Bu çerçevede, olaya baktığımızda, tarih ile felsefe arasındaki ilişkiyi, üç aşamada ele alabiliriz: Birinci aşama, Aristoteles - İbn Sînâ’cı aşama; ikincisi Fahrettin Râzî - İbn Haldûn’cu aşama; üçüncüsü ise Kant - Dilthey aşaması... Her bir aşamada, felsefe, nasıl tasavvur ediliyor, nasıl tanımlanıyor, bunun tespiti oldukça önemli... Düşünce tarihinde, felsefe tarihinde, bilim tarihinde, iki büyük hata yapılır: Birincisi, çok bilinen bir hatadır, anakronizm denir ona... Nedir anakronizm? Bugünün kavramlarını, geçmişe taşımak. Ancak, sosyal bilimlerin bilim felsefesinde, bundan daha tehlikeli ve daha derinden bir hata vardır: Vigizm(Whigism). Nedir Vigizm? Geçmişi, bugünü verecek şekilde örgütlemek. Örnek olarak, bilim tarihi yazıyoruz; sanki Babilliler oturmuşlar, “XVII. yüzyılda, bilim devrimi olacak, XVIII. yy.’da Aydınlanma Çağı ortaya çıkacak; haydi bakalım astronomi yapalım” demişler.

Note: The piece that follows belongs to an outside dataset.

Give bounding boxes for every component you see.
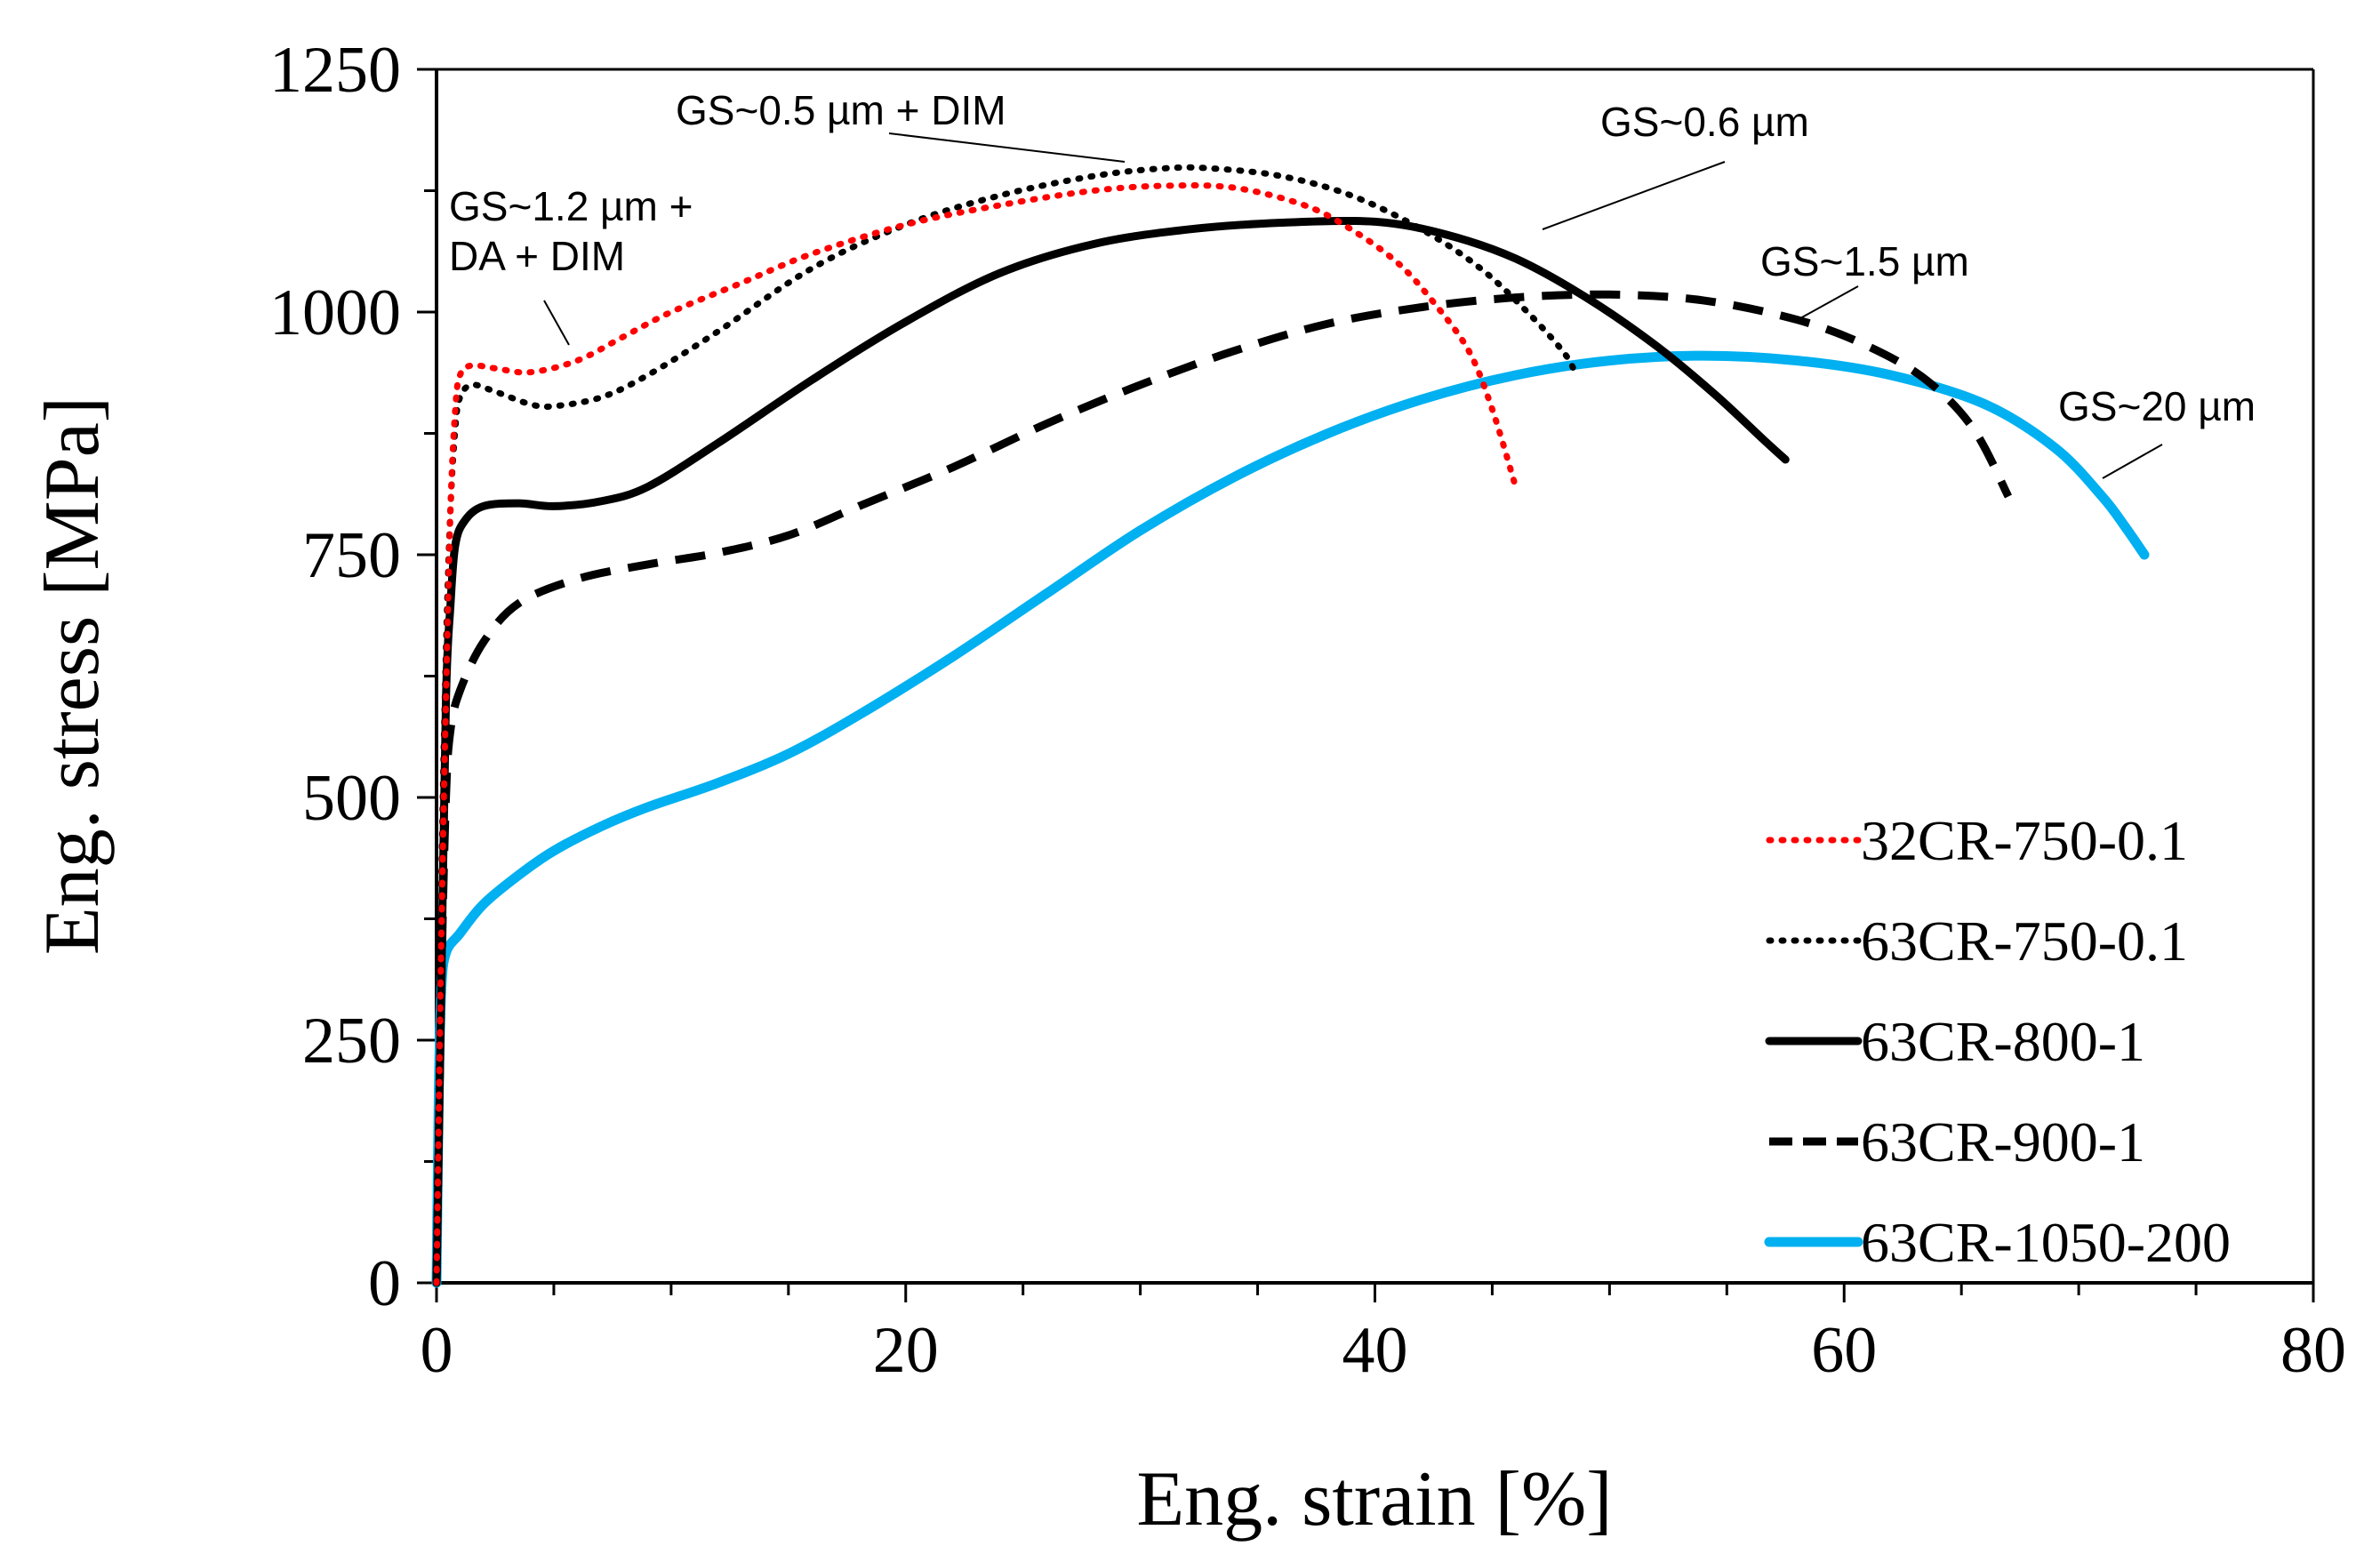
x-tick-label: 20 bbox=[873, 1314, 939, 1387]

Öyle bir bilim tarihi yazıyoruz ki, sanki, tüm yapılan çalışmalar, bugünler için planlanmış; Mezopotamyalılar, Mısırlılar, Hintliler, Çinliler, Yunanlılar, bugünü düşünmüşler zihinlerinde; “Haydi çalışalım” demişler. Ya da, öyle bir Osmanlı tarihi yazıyoruz ki, ‘nasıl olsa çökecek!’ Osmanlı, “çöktü” ya!; biz bunu biliyoruz çünkü... Araştırmacı, Fâtih’ten itibaren, ‘işte şöyle oldu, bundan dolayı çöktü!’ diyor. Bir dur bakalım! Fâtih, bunu bilmiyordu ki, hatta düşünmüyordu bile... Hiçbir sultan ya da hiçbir devlet, “Ben, nasıl olsa çökeceğim” diye iş yapar mı? “Şu kurumu kurayım, ama fazla da aldırmayayım, nasıl olsa çökeceğim.” Böyle bir anlayış doğru değildir; işte bu vigizmdir, bilim felsefesinde... Sonuç itibariyle, tarihsel olayları, ne bugünün kavramlarıyla açıklamak doğru, ne de bugünü verecek şekilde olayları örgütlemek/organize etmek doğrudur. Tersine, kendi bağlamında, kendi soruları ve yanıtları içinde incelemekte yarar vardır...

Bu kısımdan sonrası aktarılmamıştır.